The team of Jackie Brookner and Susan Steinman was awarded the 2002 Art and Community Landscapes commission to be Artists-in-Residence with the National Park Service Rivers and Trails Program in the Northwest region. Art and Community Landscapes was a partnership of the National Endowment for the Arts, the National Park Service and the New England Foundation for the Arts that supported site-based public art as a catalyst for action at the community level.
In 2002-3 they worked in Caldwell, ID, Tillamook, OR and Puyallup, WA, providing consultation and preliminary planning, and building community support for each town’s waterway project. With extensive outreach across stakeholder and community groups, they built many new partnerships, created local public art initiatives, started now annual river and trail festivals, and helped design conceptual plans for river daylighting, stream restoration and trails.
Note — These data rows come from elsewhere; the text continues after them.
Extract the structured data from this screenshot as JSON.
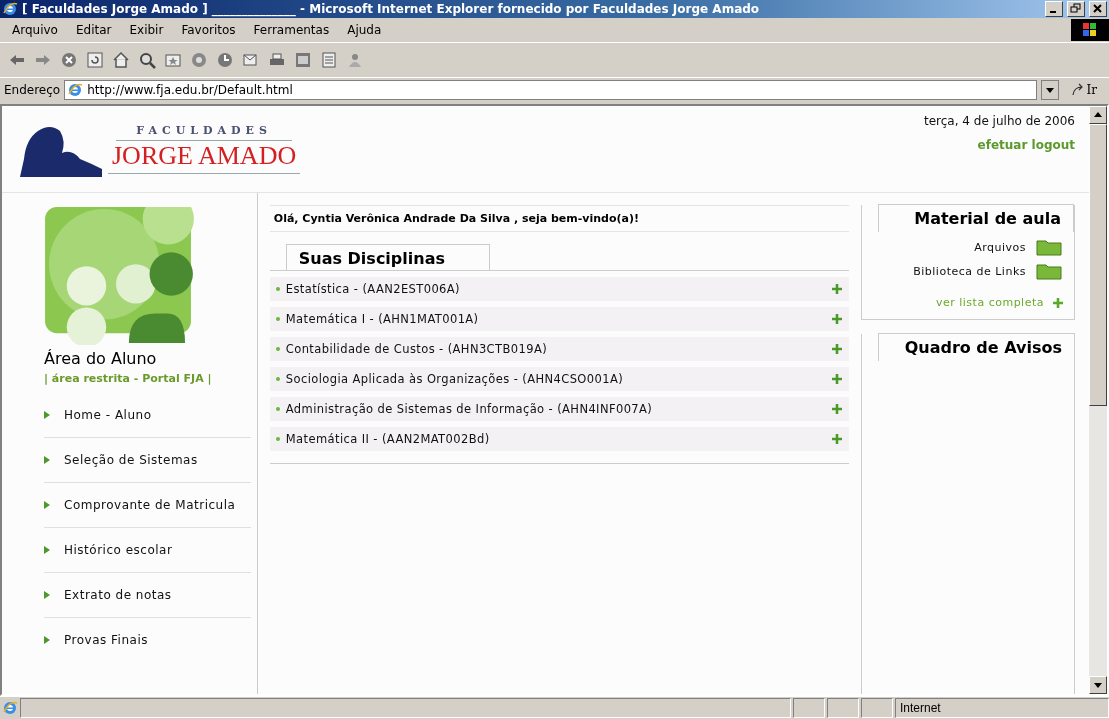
{
  "window": {
    "title": "[ Faculdades Jorge Amado ] ______________ - Microsoft Internet Explorer fornecido por Faculdades Jorge Amado"
  },
  "menu": [
    "Arquivo",
    "Editar",
    "Exibir",
    "Favoritos",
    "Ferramentas",
    "Ajuda"
  ],
  "address": {
    "label": "Endereço",
    "value": "http://www.fja.edu.br/Default.html",
    "go": "Ir"
  },
  "header": {
    "logo_top": "FACULDADES",
    "logo_main": "JORGE AMADO",
    "date": "terça, 4 de julho de 2006",
    "logout": "efetuar logout"
  },
  "sidebar": {
    "title": "Área do Aluno",
    "subtitle": "| área restrita - Portal FJA |",
    "items": [
      "Home - Aluno",
      "Seleção de Sistemas",
      "Comprovante de Matricula",
      "Histórico escolar",
      "Extrato de notas",
      "Provas Finais"
    ]
  },
  "greeting": "Olá, Cyntia Verônica Andrade Da Silva , seja bem-vindo(a)!",
  "courses": {
    "title": "Suas Disciplinas",
    "items": [
      {
        "name": "Estatística - (AAN2EST006A)"
      },
      {
        "name": "Matemática I - (AHN1MAT001A)"
      },
      {
        "name": "Contabilidade de Custos - (AHN3CTB019A)"
      },
      {
        "name": "Sociologia Aplicada às Organizações - (AHN4CSO001A)"
      },
      {
        "name": "Administração de Sistemas de Informação - (AHN4INF007A)"
      },
      {
        "name": "Matemática II - (AAN2MAT002Bd)"
      }
    ]
  },
  "material": {
    "title": "Material de aula",
    "items": [
      "Arquivos",
      "Biblioteca de Links"
    ],
    "more": "ver lista completa"
  },
  "notices": {
    "title": "Quadro de Avisos"
  },
  "status_bar": {
    "zone": "Internet"
  }
}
In Caldwell, ID Brookner and Steinman worked with community members, stakeholders and the National Park Service team to create support for daylighting Indian Creek. Restoring a 900 foot stretch of Indian Creek that flows under Caldwell’s business district was the focal point of downtown revitalization. Uncovering the Creek, capped and piped since the 1950’s, has provided recreational, educational, and environmental opportunities, helped spur economic vitality and create a healthier community. Brookner and Steinman worked closely with local artists Ignacio Ramos and Juan Martinez, Caldwell Fine Arts and the Hispanic Cultural Center to create Caldwell’s first public art, a tile mural and steel sculpture both celebrate the life of Indian Creek. We also worked with many other groups to initiate and plan the first annual Indian Creek Festival.